What Is a Lender?
A lender is an individual, a public or private group, or a financial institution that makes funds available to a person or business with the expectation that the funds will be repaid. Repayment will include the payment of any interest or fees. Repayment may occur in increments, as in a monthly mortgage payment (one of the largest loans consumers take out is a mortgage) or as a lump sum.
- A lender is an individual, a public or private group, or a financial institution that makes funds available to a person or business with the expectation that the funds will be repaid.
- Repayment will include the payment of any interest or fees.
- Repayment may occur in increments (as in a monthly mortgage payment) or as a lump sum.
Lenders may provide funds for a variety of reasons, such as a home mortgage, an automobile loan, or a small business loan. The terms of the loan specify how it must be satisfied, its period, and the consequences of missing payments and default. Ultimately, a lender may go to a collection agency to recover any funds that are past due.
How Do Lenders Make Loan Decisions?
Qualifying for a loan depends largely on the borrower’s credit history. The lender examines the borrower’s credit report, which details the names of other lenders extending credit, what types of credit are extended, the borrower’s repayment history, and more. The report helps the lender determine whether the borrower is comfortable managing payments based on current employment and income. Lenders may also use the Fair Isaac Corporation (FICO) score in the borrower’s credit report to determine creditworthiness and help make a lending decision.
The lender may also evaluate the borrower’s debt-to-income (DTI) ratio comparing current and new debt to before-tax income to determine the borrower’s ability to pay.
When applying for a secured loan, such as an auto loan or a home equity line of credit (HELOC), the borrower pledges collateral. An evaluation will be made of the collateral’s value, and the existing debt secured by the collateral is subtracted from its value. The remaining equity affects the lending decision.
The lender evaluates a borrower’s available capital, which includes savings, investments, and other assets that could be used to repay the loan if household income is insufficient. This is helpful in case of a job loss or other financial challenges. The lender may ask what the borrower plans to do with the loan, such as use it to purchase a vehicle or other property. Other factors may also be considered, such as environmental or economic conditions.

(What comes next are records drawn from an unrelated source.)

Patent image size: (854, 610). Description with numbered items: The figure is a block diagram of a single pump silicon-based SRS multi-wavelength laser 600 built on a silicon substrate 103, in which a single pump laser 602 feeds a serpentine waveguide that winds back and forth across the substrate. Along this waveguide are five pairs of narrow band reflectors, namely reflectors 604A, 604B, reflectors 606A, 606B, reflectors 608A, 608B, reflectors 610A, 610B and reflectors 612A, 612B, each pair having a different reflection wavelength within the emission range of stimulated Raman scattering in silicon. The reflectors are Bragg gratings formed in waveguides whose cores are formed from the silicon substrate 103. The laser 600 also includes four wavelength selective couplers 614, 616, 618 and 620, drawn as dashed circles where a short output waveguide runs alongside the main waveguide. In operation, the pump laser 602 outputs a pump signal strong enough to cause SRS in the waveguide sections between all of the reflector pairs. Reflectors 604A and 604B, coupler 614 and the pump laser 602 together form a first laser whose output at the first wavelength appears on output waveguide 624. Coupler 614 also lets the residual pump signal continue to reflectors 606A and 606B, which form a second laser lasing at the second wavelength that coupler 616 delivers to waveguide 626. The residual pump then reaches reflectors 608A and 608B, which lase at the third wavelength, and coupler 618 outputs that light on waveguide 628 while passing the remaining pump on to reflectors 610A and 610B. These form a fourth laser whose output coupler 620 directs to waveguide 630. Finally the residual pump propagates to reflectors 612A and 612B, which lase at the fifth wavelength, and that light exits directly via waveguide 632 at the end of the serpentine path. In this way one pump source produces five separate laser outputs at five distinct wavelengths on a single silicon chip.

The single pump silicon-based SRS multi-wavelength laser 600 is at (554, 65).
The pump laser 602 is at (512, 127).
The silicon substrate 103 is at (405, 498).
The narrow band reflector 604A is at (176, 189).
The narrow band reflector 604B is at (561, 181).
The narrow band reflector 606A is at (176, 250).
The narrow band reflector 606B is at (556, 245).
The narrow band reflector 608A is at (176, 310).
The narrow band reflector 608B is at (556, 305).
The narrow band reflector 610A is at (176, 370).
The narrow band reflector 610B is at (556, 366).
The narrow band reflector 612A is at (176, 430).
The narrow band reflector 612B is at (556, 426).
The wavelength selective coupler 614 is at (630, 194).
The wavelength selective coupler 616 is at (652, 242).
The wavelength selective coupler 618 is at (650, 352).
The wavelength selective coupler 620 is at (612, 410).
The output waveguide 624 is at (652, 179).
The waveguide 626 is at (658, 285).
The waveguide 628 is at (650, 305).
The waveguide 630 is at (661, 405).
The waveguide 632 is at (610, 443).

Banks, savings and loans, and credit unions may offer Small Business Administration (SBA) programs and must adhere to SBA loan guidelines. Private institutions, angel investors, and venture capitalists lend money based on their own criteria. These lenders will also look at the purpose of the business, the character of the business owner, where the business operates, and the projected annual sales and growth for the business.
Small-business owners prove their ability for loan repayment by providing lenders both personal and business balance sheets. The balance sheets detail assets, liabilities, and the net worth of the business and the individual. Although business owners may propose a repayment plan, the lender has the final say on the terms.